Future-session note: if Spike #24 follow-up wants to upgrade any of these to verified primary, the arXiv preprints are OA-machine-fetchable per [[reference_autonomous_validation_tos_landscape]]; the Annual Reviews / Nature Neuroscience / NeuroImage entries are paywalled and would need user-side download.

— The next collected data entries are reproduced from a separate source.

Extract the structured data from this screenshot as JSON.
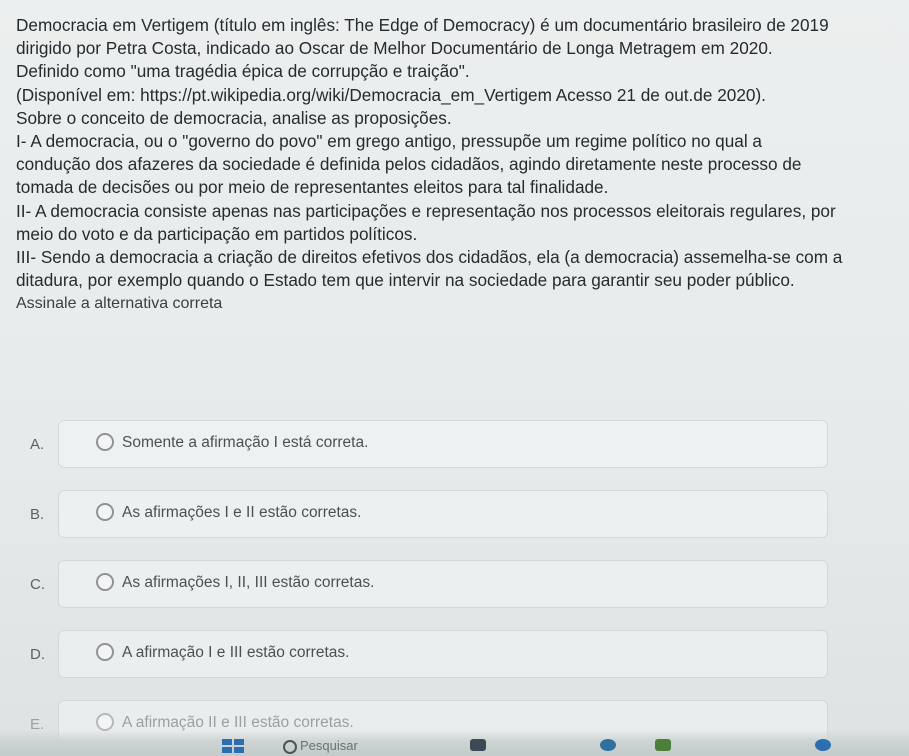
{
  "question": {
    "lines": [
      "Democracia em Vertigem (título em inglês: The Edge of Democracy) é um documentário brasileiro de 2019",
      "dirigido por Petra Costa, indicado ao Oscar de Melhor Documentário de Longa Metragem em 2020.",
      "Definido como \"uma tragédia épica de corrupção e traição\".",
      "(Disponível em: https://pt.wikipedia.org/wiki/Democracia_em_Vertigem Acesso 21 de out.de 2020).",
      "Sobre o conceito de democracia, analise as proposições.",
      "I- A democracia, ou o \"governo do povo\" em grego antigo, pressupõe um regime político no qual a",
      "condução dos afazeres da sociedade é definida pelos cidadãos, agindo diretamente neste processo de",
      "tomada de decisões ou por meio de representantes eleitos para tal finalidade.",
      "II- A democracia consiste apenas nas participações e representação nos processos eleitorais regulares, por",
      "meio do voto e da participação em partidos políticos.",
      "III- Sendo a democracia a criação de direitos efetivos dos cidadãos, ela (a democracia) assemelha-se com a",
      "ditadura, por exemplo quando o Estado tem que intervir na sociedade para garantir seu poder público."
    ],
    "instruction": "Assinale a alternativa correta"
  },
  "options": [
    {
      "letter": "A.",
      "text": "Somente a afirmação I está correta."
    },
    {
      "letter": "B.",
      "text": "As afirmações I e II estão corretas."
    },
    {
      "letter": "C.",
      "text": "As afirmações I, II, III estão corretas."
    },
    {
      "letter": "D.",
      "text": "A afirmação I e III estão corretas."
    },
    {
      "letter": "E.",
      "text": "A afirmação II e III estão corretas."
    }
  ],
  "taskbar": {
    "search_label": "Pesquisar",
    "colors": {
      "windows": "#2b6fb1",
      "app1": "#3b4a55",
      "app2": "#2f6f9e",
      "app3": "#4d7f3a"
    }
  }
}
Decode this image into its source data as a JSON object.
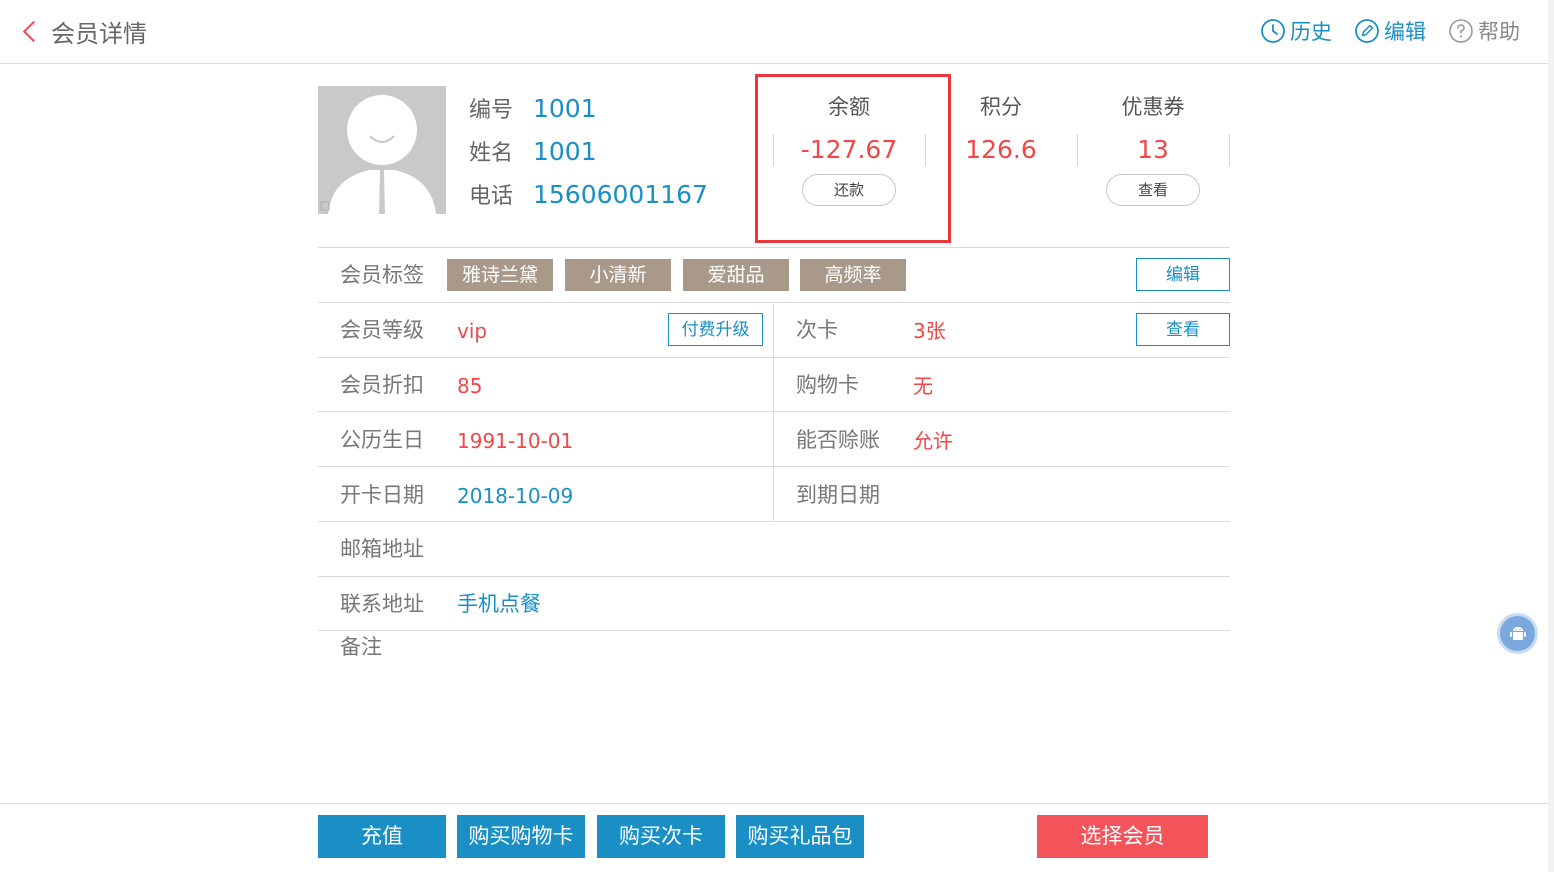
{
  "header": {
    "title": "会员详情",
    "actions": {
      "history": "历史",
      "edit": "编辑",
      "help": "帮助"
    }
  },
  "profile": {
    "id_label": "编号",
    "id_value": "1001",
    "name_label": "姓名",
    "name_value": "1001",
    "phone_label": "电话",
    "phone_value": "15606001167"
  },
  "stats": {
    "balance": {
      "label": "余额",
      "value": "-127.67",
      "button": "还款"
    },
    "points": {
      "label": "积分",
      "value": "126.6"
    },
    "coupons": {
      "label": "优惠券",
      "value": "13",
      "button": "查看"
    }
  },
  "tags": {
    "label": "会员标签",
    "items": [
      "雅诗兰黛",
      "小清新",
      "爱甜品",
      "高频率"
    ],
    "edit_button": "编辑"
  },
  "details": {
    "level_label": "会员等级",
    "level_value": "vip",
    "upgrade_button": "付费升级",
    "times_card_label": "次卡",
    "times_card_value": "3张",
    "times_card_button": "查看",
    "discount_label": "会员折扣",
    "discount_value": "85",
    "shopping_card_label": "购物卡",
    "shopping_card_value": "无",
    "birthday_label": "公历生日",
    "birthday_value": "1991-10-01",
    "credit_label": "能否赊账",
    "credit_value": "允许",
    "open_date_label": "开卡日期",
    "open_date_value": "2018-10-09",
    "expire_label": "到期日期",
    "expire_value": "",
    "email_label": "邮箱地址",
    "email_value": "",
    "address_label": "联系地址",
    "address_value": "手机点餐",
    "remark_label": "备注",
    "remark_value": ""
  },
  "footer": {
    "recharge": "充值",
    "buy_shopping_card": "购买购物卡",
    "buy_times_card": "购买次卡",
    "buy_gift_pack": "购买礼品包",
    "select_member": "选择会员"
  },
  "colors": {
    "accent": "#1a8fc6",
    "danger": "#f04848",
    "tag_bg": "#a8998a",
    "highlight": "#e8383d"
  },
  "icons": [
    "back-chevron-icon",
    "history-clock-icon",
    "edit-pencil-icon",
    "help-question-icon",
    "avatar-placeholder-icon",
    "android-icon"
  ]
}
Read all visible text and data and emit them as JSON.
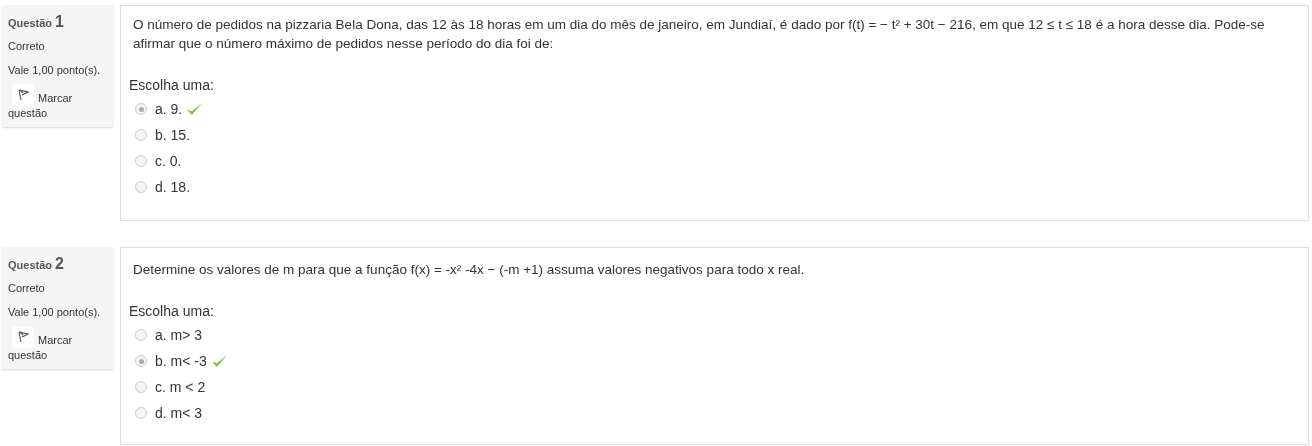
{
  "questions": [
    {
      "label": "Questão",
      "number": "1",
      "status": "Correto",
      "points": "Vale 1,00 ponto(s).",
      "flag": "Marcar questão",
      "text": "O número de pedidos na pizzaria Bela Dona, das 12 às 18 horas em um dia do mês de janeiro, em Jundiaí, é dado por f(t) = − t² + 30t − 216, em que 12 ≤ t ≤ 18 é a hora desse dia. Pode-se afirmar que o número máximo de pedidos nesse período do dia foi de:",
      "prompt": "Escolha uma:",
      "options": [
        {
          "text": "a. 9.",
          "selected": true,
          "correct": true
        },
        {
          "text": "b. 15.",
          "selected": false,
          "correct": false
        },
        {
          "text": "c. 0.",
          "selected": false,
          "correct": false
        },
        {
          "text": "d. 18.",
          "selected": false,
          "correct": false
        }
      ]
    },
    {
      "label": "Questão",
      "number": "2",
      "status": "Correto",
      "points": "Vale 1,00 ponto(s).",
      "flag": "Marcar questão",
      "text": "Determine os valores de m para que a função f(x) = -x² -4x − (-m +1) assuma valores negativos para todo x real.",
      "prompt": "Escolha uma:",
      "options": [
        {
          "text": "a. m> 3",
          "selected": false,
          "correct": false
        },
        {
          "text": "b. m< -3",
          "selected": true,
          "correct": true
        },
        {
          "text": "c. m < 2",
          "selected": false,
          "correct": false
        },
        {
          "text": "d. m< 3",
          "selected": false,
          "correct": false
        }
      ]
    }
  ]
}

§8 Discipline guards honoured¶

No clinical / therapeutic / behaviour-influence claims per [[feedback_trauma_informed_defensive_scope]]. §4.6 explicitly bounds the methodological contribution at the level of "way to ask the question."
Tiny pedagogical model only. 2,410 parameters; 8×8 input; one hidden layer. No frontier-LM probing.
One transaction in detail plus 64-trial structural avalanche bound. Probes (i)-(iv) are strict per-transaction; Probe (v) is per-substrate Jacobian-Lipschitz bound.
Citation discipline. Primary references named with [unverified-secondary] tags; no fabricated DOIs; no Wiley/Elsevier/Nature autonomous-fetching.
NDJSON outputs per [[feedback_ndjson_over_bloated_json]].
No new primitive class invented. All seven backward-reading directions decompose into existing Classes B, C, D, L, M plus the trail-erasure step.
Cross-substrate honesty. §4 names which neuroscience-direction transfers, which transfers partially, which doesn't. Bounds explicit.

§9 Cross-references¶

spike_24_bonus_sha256_structure_2026-05-15.md — three-question framework predecessor; load-bearing starting frame; §6 of that note anticipated this spike's framing directly.
spike_24_bonus_tactical_choice_structure_2026-05-15.md — Class D dispatch identified across tic-tac-toe, chess opening, CRN firing; §3.4 + §6 of this note add NN classification as a fourth substrate sharing the same primitive.
spike_24_bonus_van_der_waals_shape_only_2026-05-15.md — shape-only Class L instantiation; §3.5 here is the NN-Jacobian analog with opposite design pressure.
spike_24_primitive_vocabulary_findings_2026-05-15.md — Classes B / C / D / L / M source definitions; all five used in this spike's mapping.
[[user_stance_time_as_dimensional_shadow]] — two-level temporal co-emergence; trained weights × forward pass = stacked frozen oscillations.
[[user_stance_fiber_as_spatially_absent_encoding]] — trained weights as fiber; forward pass as projection.
[[user_stance_kepler_shape_universal]] — NN classifier as dispatch-evaluator is Kepler-shape-adjacent (tactical-choice substrate); the dispatch-margin IS the Class D evaluator margin.
[[feedback_trauma_informed_defensive_scope]] — §4.6 bounds the neuroscience contribution at the methodological level.
[[feedback_no_lineage_claims_in_notebook]] — no claim of lineage from Olah / Anthropic / Tishby / et al.; specific results cited technically.

§10 Fermata for the conductor¶

One point requires conductor input before any downstream cascade:

Should §3.4's observation that NN classification IS a Class D tactical choice instantiation be promoted to the primitive-vocabulary findings doc? The tactical-choice bonus identified Class D across tic-tac-toe / chess / CRN firing; the NN substrate is a fourth instance sharing the same primitive, with the additional feature that the evaluator is learned rather than hand-coded. This is a cross-spike vocabulary unification worth recording in spike_24_primitive_vocabulary_findings_2026-05-15.md as an addendum to Class D's substrate list. Low-effort, modest-value; conductor's call whether it warrants the addendum or stays only in this bonus note's §6.

The synthesis stands without resolving this fermata; it is recorded as a deliberate pause-point per the concertmaster role definition.